If they follow through with a 75 basis point hike tomorrow, in line with expectations, they will get the Fed Funds rate up to 2.25%-2.50%.
But remember, as we discussed yesterday, this will put the Fed Funds rate very close to where the Fed was forced to stop and reverse it's tightening campaign in 2019.
Why did they stop and reverse?
Things started breaking in the financial system. And emerging markets were under the stress of capital outflows, driven by rising U.S. interest rates (threatening a global sovereign debt crisis).
Not only did they cut rates in July of 2019, they quietly stopped shrinking the balance sheet and restarted QE by late summer.
With all of the above in mind, despite the continued jawboning and "guidance" the Fed continues to promote, we've discussed the likelihood that tomorrow's hike could/should be the last in this tightening cycle — for no other reason than the financial system and global debt markets can't withstand higher rates.
Now, consider this …
We still have $6 trillion of money supply growth in the U.S. economy over the past two years. That's an increase in the money supply by one-third. It's ten years of money supply growth in two years. The result? A reset in prices higher (i.e. a devaluation of money in your pocket).

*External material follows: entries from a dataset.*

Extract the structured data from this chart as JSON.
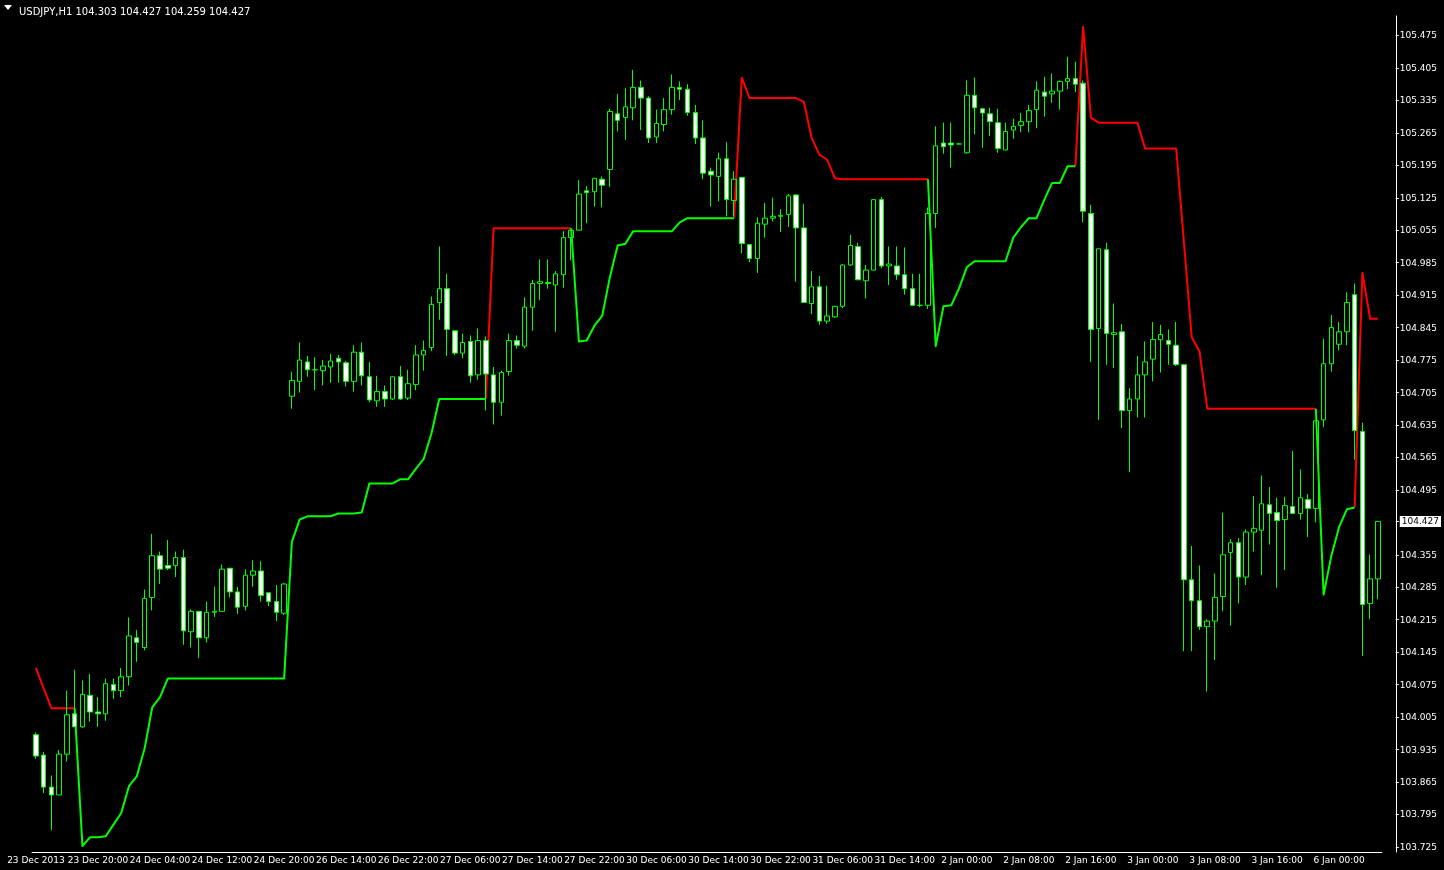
{
  "chart_data": {
    "type": "candlestick",
    "title": "USDJPY,H1 104.303 104.427 104.259 104.427",
    "color": "#00ff00",
    "marker": "none",
    "categories": [
      "23 Dec 2013",
      null,
      null,
      null,
      null,
      null,
      null,
      null,
      "23 Dec 20:00",
      null,
      null,
      null,
      null,
      null,
      null,
      null,
      "24 Dec 04:00",
      null,
      null,
      null,
      null,
      null,
      null,
      null,
      "24 Dec 12:00",
      null,
      null,
      null,
      null,
      null,
      null,
      null,
      "24 Dec 20:00",
      null,
      null,
      null,
      null,
      null,
      null,
      null,
      "26 Dec 14:00",
      null,
      null,
      null,
      null,
      null,
      null,
      null,
      "26 Dec 22:00",
      null,
      null,
      null,
      null,
      null,
      null,
      null,
      "27 Dec 06:00",
      null,
      null,
      null,
      null,
      null,
      null,
      null,
      "27 Dec 14:00",
      null,
      null,
      null,
      null,
      null,
      null,
      null,
      "27 Dec 22:00",
      null,
      null,
      null,
      null,
      null,
      null,
      null,
      "30 Dec 06:00",
      null,
      null,
      null,
      null,
      null,
      null,
      null,
      "30 Dec 14:00",
      null,
      null,
      null,
      null,
      null,
      null,
      null,
      "30 Dec 22:00",
      null,
      null,
      null,
      null,
      null,
      null,
      null,
      "31 Dec 06:00",
      null,
      null,
      null,
      null,
      null,
      null,
      null,
      "31 Dec 14:00",
      null,
      null,
      null,
      null,
      null,
      null,
      null,
      "2 Jan 00:00",
      null,
      null,
      null,
      null,
      null,
      null,
      null,
      "2 Jan 08:00",
      null,
      null,
      null,
      null,
      null,
      null,
      null,
      "2 Jan 16:00",
      null,
      null,
      null,
      null,
      null,
      null,
      null,
      "3 Jan 00:00",
      null,
      null,
      null,
      null,
      null,
      null,
      null,
      "3 Jan 08:00",
      null,
      null,
      null,
      null,
      null,
      null,
      null,
      "3 Jan 16:00",
      null,
      null,
      null,
      null,
      null,
      null,
      null,
      "6 Jan 00:00",
      null,
      null,
      null,
      null,
      null
    ],
    "ohlc": [
      [
        103.967,
        103.972,
        103.915,
        103.921
      ],
      [
        103.923,
        103.93,
        103.841,
        103.854
      ],
      [
        103.854,
        103.879,
        103.761,
        103.837
      ],
      [
        103.837,
        103.934,
        103.837,
        103.925
      ],
      [
        103.925,
        104.062,
        103.909,
        104.01
      ],
      [
        104.012,
        104.107,
        103.984,
        103.984
      ],
      [
        103.984,
        104.084,
        103.982,
        104.054
      ],
      [
        104.052,
        104.098,
        103.995,
        104.016
      ],
      [
        104.016,
        104.048,
        103.984,
        104.012
      ],
      [
        104.012,
        104.088,
        103.997,
        104.077
      ],
      [
        104.075,
        104.088,
        104.044,
        104.062
      ],
      [
        104.062,
        104.111,
        104.048,
        104.092
      ],
      [
        104.092,
        104.22,
        104.073,
        104.18
      ],
      [
        104.176,
        104.193,
        104.124,
        104.166
      ],
      [
        104.155,
        104.28,
        104.149,
        104.261
      ],
      [
        104.263,
        104.4,
        104.235,
        104.353
      ],
      [
        104.353,
        104.362,
        104.292,
        104.324
      ],
      [
        104.332,
        104.387,
        104.322,
        104.326
      ],
      [
        104.332,
        104.362,
        104.307,
        104.349
      ],
      [
        104.349,
        104.366,
        104.161,
        104.191
      ],
      [
        104.189,
        104.237,
        104.155,
        104.233
      ],
      [
        104.233,
        104.233,
        104.132,
        104.176
      ],
      [
        104.176,
        104.254,
        104.166,
        104.231
      ],
      [
        104.231,
        104.286,
        104.221,
        104.233
      ],
      [
        104.233,
        104.334,
        104.233,
        104.324
      ],
      [
        104.326,
        104.326,
        104.263,
        104.275
      ],
      [
        104.275,
        104.286,
        104.227,
        104.242
      ],
      [
        104.244,
        104.324,
        104.235,
        104.311
      ],
      [
        104.311,
        104.343,
        104.286,
        104.32
      ],
      [
        104.32,
        104.341,
        104.254,
        104.267
      ],
      [
        104.273,
        104.273,
        104.244,
        104.254
      ],
      [
        104.254,
        104.29,
        104.212,
        104.231
      ],
      [
        104.229,
        104.294,
        104.225,
        104.292
      ],
      [
        104.697,
        104.75,
        104.67,
        104.731
      ],
      [
        104.729,
        104.813,
        104.705,
        104.775
      ],
      [
        104.771,
        104.784,
        104.739,
        104.754
      ],
      [
        104.754,
        104.781,
        104.71,
        104.754
      ],
      [
        104.752,
        104.775,
        104.72,
        104.762
      ],
      [
        104.76,
        104.788,
        104.726,
        104.773
      ],
      [
        104.779,
        104.786,
        104.726,
        104.771
      ],
      [
        104.769,
        104.773,
        104.718,
        104.729
      ],
      [
        104.729,
        104.807,
        104.707,
        104.792
      ],
      [
        104.792,
        104.813,
        104.72,
        104.741
      ],
      [
        104.739,
        104.771,
        104.684,
        104.689
      ],
      [
        104.687,
        104.741,
        104.674,
        104.707
      ],
      [
        104.707,
        104.72,
        104.674,
        104.691
      ],
      [
        104.691,
        104.739,
        104.689,
        104.739
      ],
      [
        104.739,
        104.762,
        104.689,
        104.691
      ],
      [
        104.693,
        104.754,
        104.689,
        104.724
      ],
      [
        104.722,
        104.807,
        104.71,
        104.786
      ],
      [
        104.786,
        104.817,
        104.752,
        104.796
      ],
      [
        104.802,
        104.912,
        104.794,
        104.895
      ],
      [
        104.899,
        105.02,
        104.862,
        104.929
      ],
      [
        104.929,
        104.961,
        104.784,
        104.841
      ],
      [
        104.838,
        104.838,
        104.786,
        104.79
      ],
      [
        104.79,
        104.832,
        104.779,
        104.813
      ],
      [
        104.815,
        104.828,
        104.726,
        104.741
      ],
      [
        104.743,
        104.843,
        104.733,
        104.817
      ],
      [
        104.817,
        104.826,
        104.666,
        104.745
      ],
      [
        104.743,
        104.76,
        104.636,
        104.684
      ],
      [
        104.684,
        104.752,
        104.655,
        104.748
      ],
      [
        104.75,
        104.832,
        104.741,
        104.817
      ],
      [
        104.817,
        104.828,
        104.8,
        104.807
      ],
      [
        104.805,
        104.91,
        104.8,
        104.889
      ],
      [
        104.889,
        104.948,
        104.838,
        104.94
      ],
      [
        104.94,
        104.992,
        104.904,
        104.944
      ],
      [
        104.942,
        104.992,
        104.929,
        104.94
      ],
      [
        104.937,
        104.967,
        104.836,
        104.961
      ],
      [
        104.959,
        105.053,
        104.931,
        105.039
      ],
      [
        105.039,
        105.058,
        104.99,
        105.055
      ],
      [
        105.055,
        105.163,
        105.055,
        105.133
      ],
      [
        105.14,
        105.15,
        105.07,
        105.136
      ],
      [
        105.138,
        105.167,
        105.106,
        105.167
      ],
      [
        105.165,
        105.171,
        105.104,
        105.152
      ],
      [
        105.186,
        105.317,
        105.148,
        105.311
      ],
      [
        105.306,
        105.349,
        105.268,
        105.292
      ],
      [
        105.298,
        105.361,
        105.25,
        105.321
      ],
      [
        105.319,
        105.401,
        105.292,
        105.363
      ],
      [
        105.363,
        105.378,
        105.271,
        105.34
      ],
      [
        105.34,
        105.344,
        105.243,
        105.254
      ],
      [
        105.256,
        105.315,
        105.243,
        105.285
      ],
      [
        105.283,
        105.34,
        105.268,
        105.315
      ],
      [
        105.315,
        105.391,
        105.304,
        105.363
      ],
      [
        105.363,
        105.376,
        105.336,
        105.359
      ],
      [
        105.359,
        105.37,
        105.302,
        105.309
      ],
      [
        105.309,
        105.325,
        105.241,
        105.254
      ],
      [
        105.254,
        105.292,
        105.165,
        105.178
      ],
      [
        105.182,
        105.19,
        105.106,
        105.174
      ],
      [
        105.171,
        105.222,
        105.117,
        105.209
      ],
      [
        105.209,
        105.245,
        105.085,
        105.121
      ],
      [
        105.119,
        105.182,
        105.085,
        105.165
      ],
      [
        105.169,
        105.169,
        105.005,
        105.026
      ],
      [
        105.024,
        105.024,
        104.986,
        104.994
      ],
      [
        104.994,
        105.083,
        104.963,
        105.07
      ],
      [
        105.068,
        105.114,
        105.039,
        105.081
      ],
      [
        105.081,
        105.125,
        105.074,
        105.085
      ],
      [
        105.085,
        105.1,
        105.051,
        105.087
      ],
      [
        105.089,
        105.133,
        105.062,
        105.129
      ],
      [
        105.131,
        105.133,
        104.944,
        105.06
      ],
      [
        105.06,
        105.112,
        104.899,
        104.899
      ],
      [
        104.897,
        104.967,
        104.874,
        104.933
      ],
      [
        104.933,
        104.956,
        104.851,
        104.859
      ],
      [
        104.859,
        104.935,
        104.853,
        104.87
      ],
      [
        104.868,
        104.891,
        104.866,
        104.891
      ],
      [
        104.891,
        104.982,
        104.887,
        104.98
      ],
      [
        104.98,
        105.045,
        104.978,
        105.022
      ],
      [
        105.02,
        105.028,
        104.948,
        104.948
      ],
      [
        104.946,
        104.98,
        104.908,
        104.969
      ],
      [
        104.969,
        105.121,
        104.969,
        105.121
      ],
      [
        105.121,
        105.127,
        104.973,
        104.978
      ],
      [
        104.978,
        105.02,
        104.937,
        104.982
      ],
      [
        104.978,
        105.02,
        104.948,
        104.959
      ],
      [
        104.959,
        105.018,
        104.916,
        104.929
      ],
      [
        104.929,
        104.961,
        104.891,
        104.893
      ],
      [
        104.893,
        104.961,
        104.889,
        104.893
      ],
      [
        104.893,
        105.104,
        104.885,
        105.091
      ],
      [
        105.091,
        105.279,
        105.06,
        105.237
      ],
      [
        105.243,
        105.287,
        105.22,
        105.235
      ],
      [
        105.243,
        105.287,
        105.19,
        105.239
      ],
      [
        105.241,
        105.243,
        105.241,
        105.241
      ],
      [
        105.222,
        105.378,
        105.22,
        105.346
      ],
      [
        105.346,
        105.384,
        105.262,
        105.319
      ],
      [
        105.317,
        105.319,
        105.233,
        105.308
      ],
      [
        105.306,
        105.319,
        105.258,
        105.289
      ],
      [
        105.287,
        105.317,
        105.222,
        105.231
      ],
      [
        105.228,
        105.287,
        105.228,
        105.268
      ],
      [
        105.271,
        105.296,
        105.252,
        105.279
      ],
      [
        105.281,
        105.308,
        105.266,
        105.289
      ],
      [
        105.289,
        105.325,
        105.266,
        105.313
      ],
      [
        105.315,
        105.376,
        105.275,
        105.357
      ],
      [
        105.353,
        105.386,
        105.3,
        105.344
      ],
      [
        105.349,
        105.393,
        105.33,
        105.355
      ],
      [
        105.355,
        105.378,
        105.315,
        105.376
      ],
      [
        105.376,
        105.429,
        105.359,
        105.382
      ],
      [
        105.382,
        105.418,
        105.353,
        105.37
      ],
      [
        105.372,
        105.378,
        105.072,
        105.096
      ],
      [
        105.091,
        105.11,
        104.771,
        104.841
      ],
      [
        104.843,
        105.015,
        104.646,
        105.015
      ],
      [
        105.013,
        105.028,
        104.765,
        104.832
      ],
      [
        104.83,
        104.897,
        104.758,
        104.834
      ],
      [
        104.836,
        104.853,
        104.628,
        104.666
      ],
      [
        104.666,
        104.714,
        104.533,
        104.691
      ],
      [
        104.691,
        104.784,
        104.651,
        104.743
      ],
      [
        104.743,
        104.815,
        104.651,
        104.771
      ],
      [
        104.777,
        104.857,
        104.729,
        104.819
      ],
      [
        104.819,
        104.851,
        104.748,
        104.83
      ],
      [
        104.817,
        104.841,
        104.765,
        104.809
      ],
      [
        104.807,
        104.857,
        104.762,
        104.765
      ],
      [
        104.765,
        104.767,
        104.147,
        104.301
      ],
      [
        104.301,
        104.374,
        104.147,
        104.256
      ],
      [
        104.256,
        104.332,
        104.193,
        104.2
      ],
      [
        104.2,
        104.216,
        104.06,
        104.212
      ],
      [
        104.212,
        104.315,
        104.128,
        104.263
      ],
      [
        104.265,
        104.446,
        104.233,
        104.355
      ],
      [
        104.36,
        104.389,
        104.202,
        104.381
      ],
      [
        104.381,
        104.391,
        104.25,
        104.307
      ],
      [
        104.307,
        104.41,
        104.29,
        104.404
      ],
      [
        104.404,
        104.482,
        104.362,
        104.412
      ],
      [
        104.408,
        104.526,
        104.311,
        104.465
      ],
      [
        104.463,
        104.501,
        104.377,
        104.444
      ],
      [
        104.446,
        104.478,
        104.284,
        104.429
      ],
      [
        104.431,
        104.48,
        104.322,
        104.461
      ],
      [
        104.459,
        104.579,
        104.444,
        104.444
      ],
      [
        104.444,
        104.539,
        104.431,
        104.478
      ],
      [
        104.474,
        104.486,
        104.393,
        104.455
      ],
      [
        104.455,
        104.644,
        104.425,
        104.644
      ],
      [
        104.646,
        104.821,
        104.63,
        104.767
      ],
      [
        104.767,
        104.872,
        104.75,
        104.845
      ],
      [
        104.809,
        104.857,
        104.796,
        104.836
      ],
      [
        104.836,
        104.921,
        104.807,
        104.899
      ],
      [
        104.916,
        104.94,
        104.56,
        104.623
      ],
      [
        104.621,
        104.64,
        104.137,
        104.248
      ],
      [
        104.25,
        104.355,
        104.216,
        104.303
      ],
      [
        104.303,
        104.427,
        104.259,
        104.427
      ]
    ],
    "series": [
      {
        "type": "line",
        "color": "#ff0000",
        "values": [
          104.111,
          104.067,
          104.024,
          104.024,
          104.024,
          104.024,
          null,
          null,
          null,
          null,
          null,
          null,
          null,
          null,
          null,
          null,
          null,
          null,
          null,
          null,
          null,
          null,
          null,
          null,
          null,
          null,
          null,
          null,
          null,
          null,
          null,
          null,
          null,
          null,
          null,
          null,
          null,
          null,
          null,
          null,
          null,
          null,
          null,
          null,
          null,
          null,
          null,
          null,
          null,
          null,
          null,
          null,
          null,
          null,
          null,
          null,
          null,
          null,
          104.691,
          105.059,
          105.059,
          105.059,
          105.059,
          105.059,
          105.059,
          105.059,
          105.059,
          105.059,
          105.059,
          105.059,
          null,
          null,
          null,
          null,
          null,
          null,
          null,
          null,
          null,
          null,
          null,
          null,
          null,
          null,
          null,
          null,
          null,
          null,
          null,
          null,
          105.081,
          105.384,
          105.34,
          105.34,
          105.34,
          105.34,
          105.34,
          105.34,
          105.34,
          105.332,
          105.254,
          105.218,
          105.207,
          105.167,
          105.165,
          105.165,
          105.165,
          105.165,
          105.165,
          105.165,
          105.165,
          105.165,
          105.165,
          105.165,
          105.165,
          105.165,
          null,
          null,
          null,
          null,
          null,
          null,
          null,
          null,
          null,
          null,
          null,
          null,
          null,
          null,
          null,
          null,
          null,
          null,
          105.193,
          105.494,
          105.298,
          105.287,
          105.287,
          105.287,
          105.287,
          105.287,
          105.287,
          105.231,
          105.231,
          105.231,
          105.231,
          105.231,
          105.028,
          104.824,
          104.794,
          104.67,
          104.67,
          104.67,
          104.67,
          104.67,
          104.67,
          104.67,
          104.67,
          104.67,
          104.67,
          104.67,
          104.67,
          104.67,
          104.67,
          104.67,
          null,
          null,
          null,
          null,
          104.457,
          104.963,
          104.864,
          104.864
        ]
      },
      {
        "type": "line",
        "color": "#00ff00",
        "values": [
          null,
          null,
          null,
          null,
          null,
          104.024,
          103.727,
          103.746,
          103.746,
          103.748,
          103.773,
          103.798,
          103.856,
          103.877,
          103.936,
          104.026,
          104.048,
          104.088,
          104.088,
          104.088,
          104.088,
          104.088,
          104.088,
          104.088,
          104.088,
          104.088,
          104.088,
          104.088,
          104.088,
          104.088,
          104.088,
          104.088,
          104.088,
          104.383,
          104.431,
          104.438,
          104.438,
          104.438,
          104.438,
          104.444,
          104.444,
          104.444,
          104.446,
          104.509,
          104.509,
          104.509,
          104.509,
          104.518,
          104.518,
          104.541,
          104.562,
          104.617,
          104.691,
          104.691,
          104.691,
          104.691,
          104.691,
          104.691,
          104.691,
          null,
          null,
          null,
          null,
          null,
          null,
          null,
          null,
          null,
          null,
          105.059,
          104.815,
          104.817,
          104.849,
          104.87,
          104.954,
          105.022,
          105.026,
          105.053,
          105.053,
          105.053,
          105.053,
          105.053,
          105.053,
          105.072,
          105.081,
          105.081,
          105.081,
          105.081,
          105.081,
          105.081,
          105.081,
          null,
          null,
          null,
          null,
          null,
          null,
          null,
          null,
          null,
          null,
          null,
          null,
          null,
          null,
          null,
          null,
          null,
          null,
          null,
          null,
          null,
          null,
          null,
          null,
          105.165,
          104.805,
          104.891,
          104.893,
          104.929,
          104.975,
          104.988,
          104.988,
          104.988,
          104.988,
          104.988,
          105.039,
          105.062,
          105.081,
          105.081,
          105.121,
          105.157,
          105.157,
          105.193,
          105.193,
          null,
          null,
          null,
          null,
          null,
          null,
          null,
          null,
          null,
          null,
          null,
          null,
          null,
          null,
          null,
          null,
          null,
          null,
          null,
          null,
          null,
          null,
          null,
          null,
          null,
          null,
          null,
          null,
          null,
          null,
          104.67,
          104.269,
          104.353,
          104.415,
          104.453,
          104.457,
          null,
          null,
          null
        ]
      }
    ],
    "ylim": [
      103.714,
      105.517
    ],
    "yticks": [
      103.725,
      103.795,
      103.865,
      103.935,
      104.005,
      104.075,
      104.145,
      104.215,
      104.285,
      104.355,
      {
        "value": 104.427,
        "label": "104.427"
      },
      104.495,
      104.565,
      104.635,
      104.705,
      104.775,
      104.845,
      104.915,
      104.985,
      105.055,
      105.125,
      105.195,
      105.265,
      105.335,
      105.405,
      105.475
    ]
  }
}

Still, fiscal policymakers are so (not) concerned about this rate/inflation conundrum that they (the Senate) have just approved another $280 billion fiscal spend.
This is the "Chips Act," of which only 19% goes directly toward subsidies for chip makers.
That leaves $228 billion worth of handouts allocated in the name of "research." The section-by-section summary at senate.gov is littered with money for "energy." This looks like Build Back Better lite.
More fiscal spending, with monetary policy tools exhausting, is a formula for higher asset prices.